In his book “Vaincre
le totalitarisme islamique“ (“Defeating Islamic Totalitarianism”)
published in September, Fillon wrote that France was “at war”
with radical Islam, and called for tough measures such as taking away
convicted terrorists’ French nationality. “With the Islamic State
we have entered a different universe,” he wrote.
In order to defeat
ISIL, Fillon argues that France must rid itself of diplomatic taboos
— notably the one that stops Paris from forming an alliance with
Moscow and Tehran.
For Russia, with
love
It is in this
respect, in calling for a reset of France’s international
alliances, that Fillon stands apart from Juppé.
Several aspirants to
the presidency, including Sarkozy, have called for dialogue with
Russia and made ceremonial visits to see Putin. But none has been as
consistently and staunchly pro-Russian as Fillon since he left office
in 2012, though he rejects the description that he is Putin’s
“friend.”
Tirelessly, on radio
shows and TV panels, Fillon comes to Russia’s defense. When
Russian-backed troops were sneaking into eastern Ukraine, he argued
that it was mostly Russian-speaking and more or less belonged to
Moscow. When the West imposed sanctions on Moscow over the annexation
of Crimea, he called them “negative” and demanded they be lifted.
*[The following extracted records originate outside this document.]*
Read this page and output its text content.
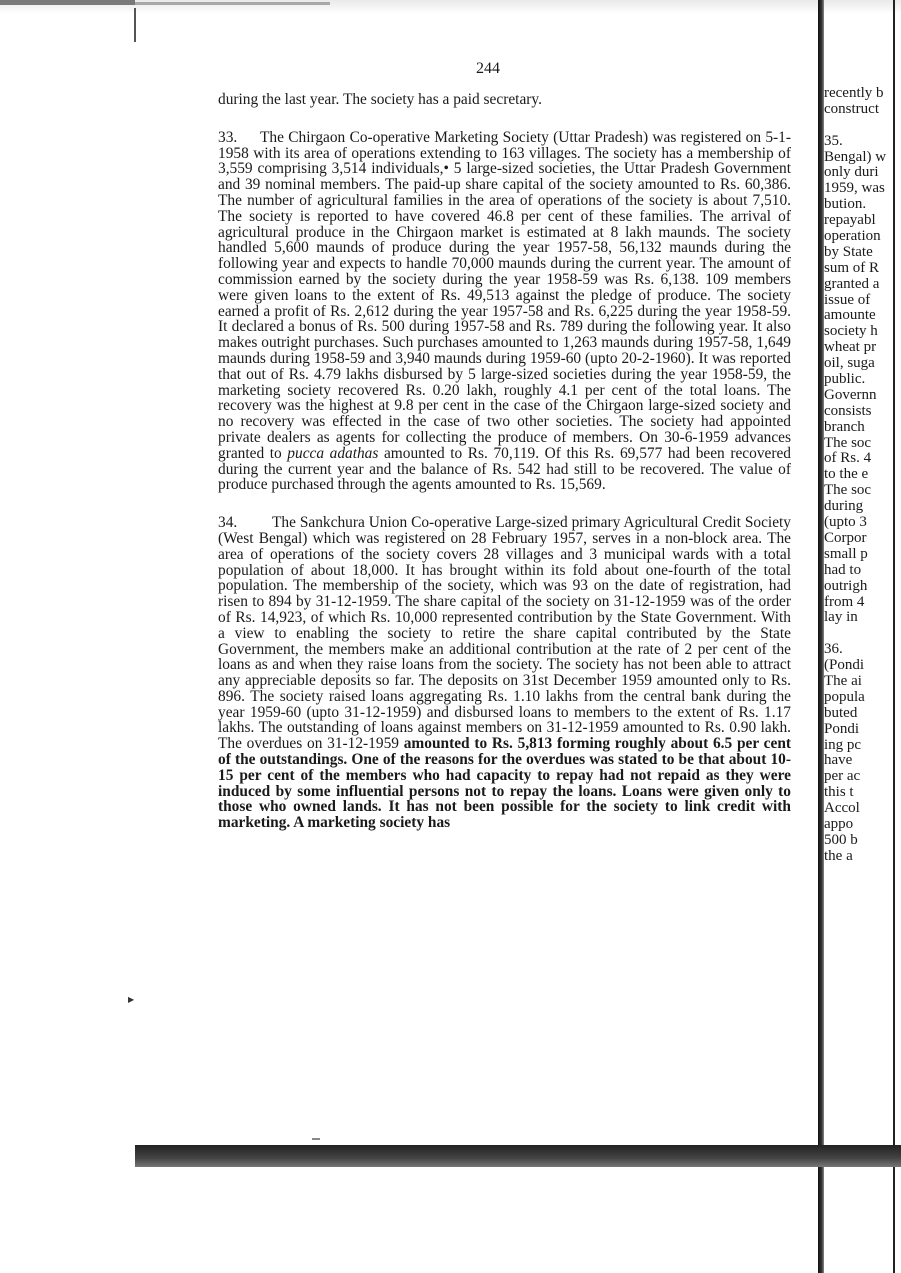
244

during the last year. The society has a paid secretary.

33. The Chirgaon Co-operative Marketing Society (Uttar Pradesh) was registered on 5-1-1958 with its area of operations extending to 163 villages. The society has a membership of 3,559 comprising 3,514 individuals,• 5 large-sized societies, the Uttar Pradesh Government and 39 nominal members. The paid-up share capital of the society amounted to Rs. 60,386. The number of agricultural families in the area of operations of the society is about 7,510. The society is reported to have covered 46.8 per cent of these families. The arrival of agricultural produce in the Chirgaon market is estimated at 8 lakh maunds. The society handled 5,600 maunds of produce during the year 1957-58, 56,132 maunds during the following year and expects to handle 70,000 maunds during the current year. The amount of commission earned by the society during the year 1958-59 was Rs. 6,138. 109 members were given loans to the extent of Rs. 49,513 against the pledge of produce. The society earned a profit of Rs. 2,612 during the year 1957-58 and Rs. 6,225 during the year 1958-59. It declared a bonus of Rs. 500 during 1957-58 and Rs. 789 during the following year. It also makes outright purchases. Such purchases amounted to 1,263 maunds during 1957-58, 1,649 maunds during 1958-59 and 3,940 maunds during 1959-60 (upto 20-2-1960). It was reported that out of Rs. 4.79 lakhs disbursed by 5 large-sized societies during the year 1958-59, the marketing society recovered Rs. 0.20 lakh, roughly 4.1 per cent of the total loans. The recovery was the highest at 9.8 per cent in the case of the Chirgaon large-sized society and no recovery was effected in the case of two other societies. The society had appointed private dealers as agents for collecting the produce of members. On 30-6-1959 advances granted to pucca adathas amounted to Rs. 70,119. Of this Rs. 69,577 had been recovered during the current year and the balance of Rs. 542 had still to be recovered. The value of produce purchased through the agents amounted to Rs. 15,569.

34. The Sankchura Union Co-operative Large-sized primary Agricultural Credit Society (West Bengal) which was registered on 28 February 1957, serves in a non-block area. The area of operations of the society covers 28 villages and 3 municipal wards with a total population of about 18,000. It has brought within its fold about one-fourth of the total population. The membership of the society, which was 93 on the date of registration, had risen to 894 by 31-12-1959. The share capital of the society on 31-12-1959 was of the order of Rs. 14,923, of which Rs. 10,000 represented contribution by the State Government. With a view to enabling the society to retire the share capital contributed by the State Government, the members make an additional contribution at the rate of 2 per cent of the loans as and when they raise loans from the society. The society has not been able to attract any appreciable deposits so far. The deposits on 31st December 1959 amounted only to Rs. 896. The society raised loans aggregating Rs. 1.10 lakhs from the central bank during the year 1959-60 (upto 31-12-1959) and disbursed loans to members to the extent of Rs. 1.17 lakhs. The outstanding of loans against members on 31-12-1959 amounted to Rs. 0.90 lakh. The overdues on 31-12-1959 amounted to Rs. 5,813 forming roughly about 6.5 per cent of the outstandings. One of the reasons for the overdues was stated to be that about 10-15 per cent of the members who had capacity to repay had not repaid as they were induced by some influential persons not to repay the loans. Loans were given only to those who owned lands. It has not been possible for the society to link credit with marketing. A marketing society has

recently b
construct
35.
Bengal) w
only duri
1959, was
bution.
repayabl
operation
by State
sum of R
granted a
issue of
amounte
society h
wheat pr
oil, suga
public.
Governn
consists
branch
The soc
of Rs. 4
to the e
The soc
during
(upto 3
Corpor
small p
had to
outrigh
from 4
lay in
36.
(Pondi
The ai
popula
buted
Pondi
ing pc
have
per ac
this t
Accol
appo
500 b
the a
▶
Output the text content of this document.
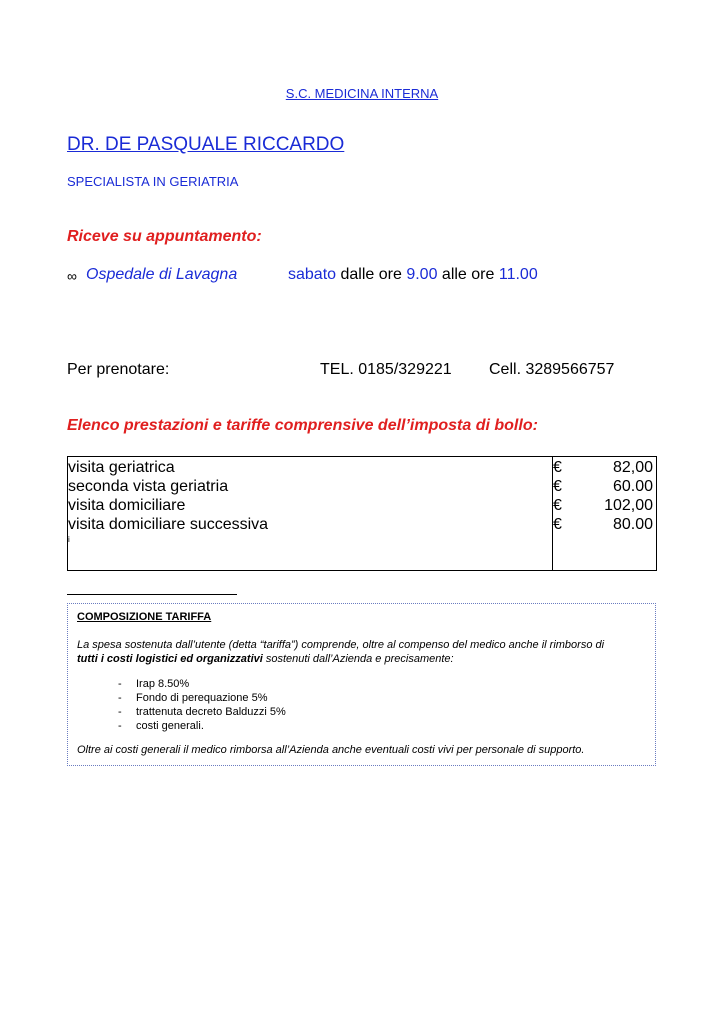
S.C. MEDICINA INTERNA
DR. DE PASQUALE RICCARDO
SPECIALISTA IN GERIATRIA
Riceve su appuntamento:
∞ Ospedale di Lavagna	sabato dalle ore 9.00 alle ore 11.00
Per prenotare:	TEL. 0185/329221 Cell. 3289566757
Elenco prestazioni e tariffe comprensive dell’imposta di bollo:
visita geriatrica	€	82,00
seconda vista geriatria	€	60.00
visita domiciliare	€	102,00
visita domiciliare successiva	€	80.00
i
COMPOSIZIONE TARIFFA
La spesa sostenuta dall’utente (detta “tariffa”) comprende, oltre al compenso del medico anche il rimborso di
tutti i costi logistici ed organizzativi sostenuti dall’Azienda e precisamente:
- Irap 8.50%
- Fondo di perequazione 5%
- trattenuta decreto Balduzzi 5%
- costi generali.
Oltre ai costi generali il medico rimborsa all’Azienda anche eventuali costi vivi per personale di supporto.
When Russia went into Syria to assist President Bashar Assad, he
brushed off human rights violations and pressed for Europeans to join
an alliance with Iran, Syria and Russia against ISIL.
During the U.S.
election campaign, some Western officials expressed concern about
Donald Trump’s warm words for Putin. Not so Fillon, who said: “I
do not fear [a Putin-Trump alliance]. I wish for it.”
Meanwhile, he has
harsh words for NATO, accusing Western powers of provoking Russia by
expanding too close to its borders. Denouncing “American
imperialism,” he wants the euro to become a reserve currency to
rival the U.S. dollar and the Japanese yen.